Warming threatens West, study says
A warming planet means a longer forest growing season for the Inland Northwest, but the timber industry won’t likely see much benefit.
The gains in tree growth are being accompanied by increasing drought and much, much bigger wildfires, said Steven Running, a University of Montana scientist and one of the lead authors of a detailed assessment on climate change released Monday.
The 67-page report presents the most close-up picture yet of how changes to the planet are altering the West, Running said, in an interview Tuesday from Missoula.
The report points to profound impacts on everything from tourism to salmon runs to hydropower.
“There’s very little idle speculation. This is really a very sober, conservative assessment of the latest science,” Running said. “Every sentence has been closely scrutinized.”
Earlier this month, the U.N. Intergovernmental Panel on Climate Change released a summary of global warming’s impacts. The panel includes some 2,500 scientists and experts from across the world. Monday’s report was issued by the same group but zeroes in on North America.
Running is one of eight lead authors for the North American chapter of the report. His focus was on ecological impacts of global warming.
To compile the report, Running reviewed an estimated 500 scientific papers. From these, he selected 50 studies that presented the most important evidence of changes under way. The resulting document was then reviewed three times by other scientists. Running joked that the process felt more like a legal cross-examination than science.
Some of the most dramatic impacts from the warming planet are being felt in mountainous regions of the West, Running said. These are the places where only a small bump in temperature can have huge reverberations downstream.
“The spring snowmelt starts two to four weeks earlier,” Running said. “The whole season is pushed forward. That really comes back to bite us by the end of summer when wildfires explode and rivers run dry.”
Below are some highlights from the summary:
Forests: Warmer winters are killing off fewer insect pests, including beetles, leading to increases in tree-killing epidemics. Along with losses from wildfire, the North American timber industry could lose between $1 billion and $2 billion by the end of the century.
Wildfires: The forested area that burned in the West from 1987 to 2003 is nearly seven times greater than the acreage burned during the previous 16 years. Last summer, the Idaho Panhandle saw its most severe fire season in a generation.
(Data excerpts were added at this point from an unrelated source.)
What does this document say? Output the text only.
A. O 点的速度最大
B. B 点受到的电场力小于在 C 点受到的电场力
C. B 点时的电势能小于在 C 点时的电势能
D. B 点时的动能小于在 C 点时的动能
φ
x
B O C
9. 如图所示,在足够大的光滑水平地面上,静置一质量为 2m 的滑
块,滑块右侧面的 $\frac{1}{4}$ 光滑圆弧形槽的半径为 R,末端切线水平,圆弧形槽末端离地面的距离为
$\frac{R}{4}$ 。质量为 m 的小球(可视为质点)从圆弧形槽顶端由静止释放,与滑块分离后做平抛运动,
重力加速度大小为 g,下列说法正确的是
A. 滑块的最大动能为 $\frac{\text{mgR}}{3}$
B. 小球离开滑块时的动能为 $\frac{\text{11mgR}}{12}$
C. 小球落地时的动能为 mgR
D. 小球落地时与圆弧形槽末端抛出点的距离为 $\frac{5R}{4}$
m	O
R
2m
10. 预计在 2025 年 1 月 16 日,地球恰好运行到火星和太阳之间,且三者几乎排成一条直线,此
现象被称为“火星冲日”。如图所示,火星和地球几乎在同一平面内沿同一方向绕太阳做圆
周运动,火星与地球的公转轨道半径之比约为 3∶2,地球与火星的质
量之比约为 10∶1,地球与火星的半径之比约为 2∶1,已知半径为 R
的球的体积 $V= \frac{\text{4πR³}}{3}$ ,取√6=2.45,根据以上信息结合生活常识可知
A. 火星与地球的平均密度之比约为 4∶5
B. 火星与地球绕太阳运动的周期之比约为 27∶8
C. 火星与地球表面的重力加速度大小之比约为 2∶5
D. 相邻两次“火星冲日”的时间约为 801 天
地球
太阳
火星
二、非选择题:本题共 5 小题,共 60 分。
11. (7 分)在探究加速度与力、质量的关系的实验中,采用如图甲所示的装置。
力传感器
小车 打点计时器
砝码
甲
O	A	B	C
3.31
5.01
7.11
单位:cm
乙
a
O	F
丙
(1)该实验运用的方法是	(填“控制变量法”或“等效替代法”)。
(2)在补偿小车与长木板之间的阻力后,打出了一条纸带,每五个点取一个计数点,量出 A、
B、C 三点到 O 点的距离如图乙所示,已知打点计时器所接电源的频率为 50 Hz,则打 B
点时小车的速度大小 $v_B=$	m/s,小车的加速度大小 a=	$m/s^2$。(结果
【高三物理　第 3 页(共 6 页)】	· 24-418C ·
According to the report: “A warming climate encourages wildfires through a longer summer period that dries fuels, promoting easier ignition and faster spread.”
Tourism: Unless snow-making equipment is used, “the ski season in western North America will likely shorten substantially,” according to the report. The snowmobiling industry, worth $27 billion, “is more vulnerable to climate change because it relies on natural snowfall.”
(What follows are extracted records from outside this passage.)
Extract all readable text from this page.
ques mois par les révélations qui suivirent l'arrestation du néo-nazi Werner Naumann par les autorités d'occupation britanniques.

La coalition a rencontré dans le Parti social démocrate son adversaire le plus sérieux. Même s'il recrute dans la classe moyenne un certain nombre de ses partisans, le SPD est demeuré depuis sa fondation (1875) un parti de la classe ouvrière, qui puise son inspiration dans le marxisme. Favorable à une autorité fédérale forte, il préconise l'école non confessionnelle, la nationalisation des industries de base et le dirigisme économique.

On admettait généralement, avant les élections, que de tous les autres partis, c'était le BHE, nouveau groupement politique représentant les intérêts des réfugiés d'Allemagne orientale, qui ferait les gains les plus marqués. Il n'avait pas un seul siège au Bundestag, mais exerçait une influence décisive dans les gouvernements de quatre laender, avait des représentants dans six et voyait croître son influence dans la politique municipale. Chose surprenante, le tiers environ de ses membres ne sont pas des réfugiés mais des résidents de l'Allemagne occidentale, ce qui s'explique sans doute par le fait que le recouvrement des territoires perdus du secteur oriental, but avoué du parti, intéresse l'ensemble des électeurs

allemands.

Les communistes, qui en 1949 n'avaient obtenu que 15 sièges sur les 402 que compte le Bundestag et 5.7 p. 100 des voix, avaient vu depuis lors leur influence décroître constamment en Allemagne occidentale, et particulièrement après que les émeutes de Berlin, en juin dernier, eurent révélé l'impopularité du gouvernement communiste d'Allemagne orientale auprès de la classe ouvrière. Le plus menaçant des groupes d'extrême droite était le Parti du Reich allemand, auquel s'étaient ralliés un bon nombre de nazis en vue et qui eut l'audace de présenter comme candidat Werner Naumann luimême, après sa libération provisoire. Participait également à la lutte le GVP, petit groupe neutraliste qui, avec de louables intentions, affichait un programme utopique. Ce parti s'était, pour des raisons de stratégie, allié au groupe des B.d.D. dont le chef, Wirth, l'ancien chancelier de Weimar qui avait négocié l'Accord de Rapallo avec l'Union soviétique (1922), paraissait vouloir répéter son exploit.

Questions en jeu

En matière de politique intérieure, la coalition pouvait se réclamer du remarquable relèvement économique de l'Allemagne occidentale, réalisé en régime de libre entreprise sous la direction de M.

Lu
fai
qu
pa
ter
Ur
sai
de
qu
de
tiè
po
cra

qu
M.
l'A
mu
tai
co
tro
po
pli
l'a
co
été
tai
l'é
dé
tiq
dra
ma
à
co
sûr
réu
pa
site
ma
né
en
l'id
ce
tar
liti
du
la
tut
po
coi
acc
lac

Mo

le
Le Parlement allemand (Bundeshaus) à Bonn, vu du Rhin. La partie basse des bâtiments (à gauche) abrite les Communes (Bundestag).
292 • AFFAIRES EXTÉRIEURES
Fish: Salmon and trout, which need clean, cold water, will be among the species hardest hit. Pacific salmon stocks are already in steep decline and are expected to face more problems with less snowmelt flowing into rivers in late summer, according to the report.
Rivers: Stream flows across the Rockies have been declining at a rate of 2 percent per decade over the past 60 years, and this trend is only expected to worsen. Over the same period, increases in rain and declines in snow have been measured at 74 percent of weather stations in Western mountains, according to the report. Peak stream flows are also occurring from one week to a month earlier on average. Managing the already complicated Columbia River system will become tougher with less summer snowmelt, according to the report.
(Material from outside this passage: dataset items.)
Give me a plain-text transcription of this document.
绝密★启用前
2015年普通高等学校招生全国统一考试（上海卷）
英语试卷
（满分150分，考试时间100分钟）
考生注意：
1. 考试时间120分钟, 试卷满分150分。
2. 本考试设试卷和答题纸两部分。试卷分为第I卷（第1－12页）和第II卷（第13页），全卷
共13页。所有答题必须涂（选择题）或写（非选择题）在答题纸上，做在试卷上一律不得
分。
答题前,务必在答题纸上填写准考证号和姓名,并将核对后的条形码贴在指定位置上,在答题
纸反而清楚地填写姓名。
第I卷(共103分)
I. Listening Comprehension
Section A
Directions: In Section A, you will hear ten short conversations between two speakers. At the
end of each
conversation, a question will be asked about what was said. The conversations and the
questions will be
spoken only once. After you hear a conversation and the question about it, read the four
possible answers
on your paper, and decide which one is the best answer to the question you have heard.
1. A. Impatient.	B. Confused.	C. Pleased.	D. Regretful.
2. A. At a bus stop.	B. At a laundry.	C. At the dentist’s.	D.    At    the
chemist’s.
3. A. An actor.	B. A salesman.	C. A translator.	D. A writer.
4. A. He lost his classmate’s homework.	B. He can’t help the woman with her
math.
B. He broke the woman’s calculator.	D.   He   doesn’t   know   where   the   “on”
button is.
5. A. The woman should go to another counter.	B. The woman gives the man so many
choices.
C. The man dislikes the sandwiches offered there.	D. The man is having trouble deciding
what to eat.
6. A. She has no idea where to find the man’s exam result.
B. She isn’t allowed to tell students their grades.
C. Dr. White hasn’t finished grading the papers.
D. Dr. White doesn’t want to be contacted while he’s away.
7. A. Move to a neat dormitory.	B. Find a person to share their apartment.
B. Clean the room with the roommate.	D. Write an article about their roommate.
Running said interest has been high in the latest report. He’s currently in the midst of a weeklong, three-state speaking tour. His main hope is that politicians take the report seriously.
“The scientists will have done all we can do for society on this topic,” Running said. “Now it becomes the politicians’ turn.”
Running is so convinced the changes are taking place, he’s planning to invest in another apricot tree for his backyard in Missoula.
He first tried growing an apricot tree when he moved to the city 27 years ago.
“One tough winter took it out,” he said. “We don’t get tough winters anymore.”